First, the thickness factor plays into flexibility. Just imagine surfaces of every shape being covered in solar cells. Flexible panels could also be less prone to breakage.
Second, with “as rapid as printing a newspaper”, this might be a major cost-reduction thing, even on top of the process needing less high-pure Si material.
This might make solar power generation more attractive even if the efficiency would be lower than other methods, because this would drive the ratio $/kw down.
Kind of like these? Flexible solar panels are not a problem. And no, being newspaper thin will never be stronger than mounted on rigid surface. If it bends it has a definite limit in number of times you can bend it.
As for “printing a newspaper” and rapid production, when I see it I’ll believe it. At the moment it’s nothing more than speculation as they themselves have not made it yet. Every manufacturing process starts slow and then speeds up as process is optimized. The problem is whether there is a financial incentive to start producing in the first place.
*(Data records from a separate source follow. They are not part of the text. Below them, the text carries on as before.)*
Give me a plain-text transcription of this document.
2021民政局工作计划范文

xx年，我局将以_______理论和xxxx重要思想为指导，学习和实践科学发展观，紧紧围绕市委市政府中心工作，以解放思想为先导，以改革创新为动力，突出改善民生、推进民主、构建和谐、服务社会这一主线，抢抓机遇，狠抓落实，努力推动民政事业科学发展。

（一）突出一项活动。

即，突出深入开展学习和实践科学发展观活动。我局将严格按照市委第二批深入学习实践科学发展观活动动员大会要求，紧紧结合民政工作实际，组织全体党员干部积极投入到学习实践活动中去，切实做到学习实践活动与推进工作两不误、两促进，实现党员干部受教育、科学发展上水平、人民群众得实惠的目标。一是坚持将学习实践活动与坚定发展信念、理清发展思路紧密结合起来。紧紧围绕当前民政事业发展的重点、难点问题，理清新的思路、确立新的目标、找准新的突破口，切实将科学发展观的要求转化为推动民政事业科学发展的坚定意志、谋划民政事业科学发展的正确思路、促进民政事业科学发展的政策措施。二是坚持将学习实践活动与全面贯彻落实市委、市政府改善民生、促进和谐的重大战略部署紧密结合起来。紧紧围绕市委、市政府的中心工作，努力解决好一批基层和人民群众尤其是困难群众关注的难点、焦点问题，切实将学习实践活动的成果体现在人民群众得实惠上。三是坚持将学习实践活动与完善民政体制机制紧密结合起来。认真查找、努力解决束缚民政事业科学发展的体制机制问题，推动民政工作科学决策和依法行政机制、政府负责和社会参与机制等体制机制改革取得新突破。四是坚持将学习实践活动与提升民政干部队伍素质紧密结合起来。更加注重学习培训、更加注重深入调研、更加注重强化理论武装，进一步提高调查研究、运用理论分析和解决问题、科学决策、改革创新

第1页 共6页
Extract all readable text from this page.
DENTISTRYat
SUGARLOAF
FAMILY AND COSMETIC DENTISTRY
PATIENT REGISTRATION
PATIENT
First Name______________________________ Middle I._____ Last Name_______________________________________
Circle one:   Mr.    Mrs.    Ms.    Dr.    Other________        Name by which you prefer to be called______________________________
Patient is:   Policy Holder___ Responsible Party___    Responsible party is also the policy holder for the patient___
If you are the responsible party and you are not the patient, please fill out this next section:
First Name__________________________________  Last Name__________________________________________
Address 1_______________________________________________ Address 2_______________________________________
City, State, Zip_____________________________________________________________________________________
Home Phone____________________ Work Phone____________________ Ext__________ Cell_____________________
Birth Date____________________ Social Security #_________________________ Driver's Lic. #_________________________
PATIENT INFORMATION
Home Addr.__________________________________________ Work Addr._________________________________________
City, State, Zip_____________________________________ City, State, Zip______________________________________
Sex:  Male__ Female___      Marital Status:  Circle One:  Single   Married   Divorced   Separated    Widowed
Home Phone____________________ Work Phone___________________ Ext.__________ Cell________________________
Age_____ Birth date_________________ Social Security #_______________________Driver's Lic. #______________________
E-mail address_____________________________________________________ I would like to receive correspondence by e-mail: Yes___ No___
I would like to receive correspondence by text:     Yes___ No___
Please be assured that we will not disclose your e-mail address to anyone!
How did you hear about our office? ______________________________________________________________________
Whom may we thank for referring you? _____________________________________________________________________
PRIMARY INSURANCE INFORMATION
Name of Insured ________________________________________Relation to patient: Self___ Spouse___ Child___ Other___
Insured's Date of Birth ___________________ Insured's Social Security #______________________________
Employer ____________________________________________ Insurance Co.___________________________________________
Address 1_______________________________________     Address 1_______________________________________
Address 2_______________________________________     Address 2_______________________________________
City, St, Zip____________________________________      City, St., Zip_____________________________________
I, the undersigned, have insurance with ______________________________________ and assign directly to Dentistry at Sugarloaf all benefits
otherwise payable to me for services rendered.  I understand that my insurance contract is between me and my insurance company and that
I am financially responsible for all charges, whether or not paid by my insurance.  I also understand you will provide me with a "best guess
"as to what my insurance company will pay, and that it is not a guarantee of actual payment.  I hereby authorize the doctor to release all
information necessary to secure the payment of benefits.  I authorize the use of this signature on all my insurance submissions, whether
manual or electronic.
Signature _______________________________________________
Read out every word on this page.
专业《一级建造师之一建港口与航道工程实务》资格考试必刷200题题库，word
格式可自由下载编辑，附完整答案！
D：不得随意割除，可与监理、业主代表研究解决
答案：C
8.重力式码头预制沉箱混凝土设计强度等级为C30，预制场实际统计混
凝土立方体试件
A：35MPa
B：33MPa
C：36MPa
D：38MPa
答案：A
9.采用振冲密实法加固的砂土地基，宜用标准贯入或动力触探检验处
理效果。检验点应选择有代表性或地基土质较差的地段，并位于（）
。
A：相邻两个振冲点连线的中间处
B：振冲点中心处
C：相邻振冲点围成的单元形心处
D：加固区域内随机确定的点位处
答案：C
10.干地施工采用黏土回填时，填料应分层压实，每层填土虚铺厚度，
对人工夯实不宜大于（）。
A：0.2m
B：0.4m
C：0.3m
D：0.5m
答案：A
By “flexible” I did not imply “use it as a hinge”. It was more like: “you can install it on a non-flat surface”, e.g. by gluing it down. Now that surface would provide the needed overall stability. Imagine having you cars roof and engine hood being completely covered in solar cells - or basically be a solar cell. No, you would not be able to drive it as an EV with the amounts of power provided, but it could trickle charge a battery, or power a fan in hot weather so the interior will not be boiling when you return to your vehicle after a day at work.
We already have the panel type which is glued on. But I guess it remains to be seen whether there’s a financial incentive to mass produce this.
Indeed. Price is the key issue.
Bulky, heavy, stiff, …
Which would all be a valid concern if you had to carry them all the time or bend them. There are flexible solar panels which you can glue on roof of your boat or car though.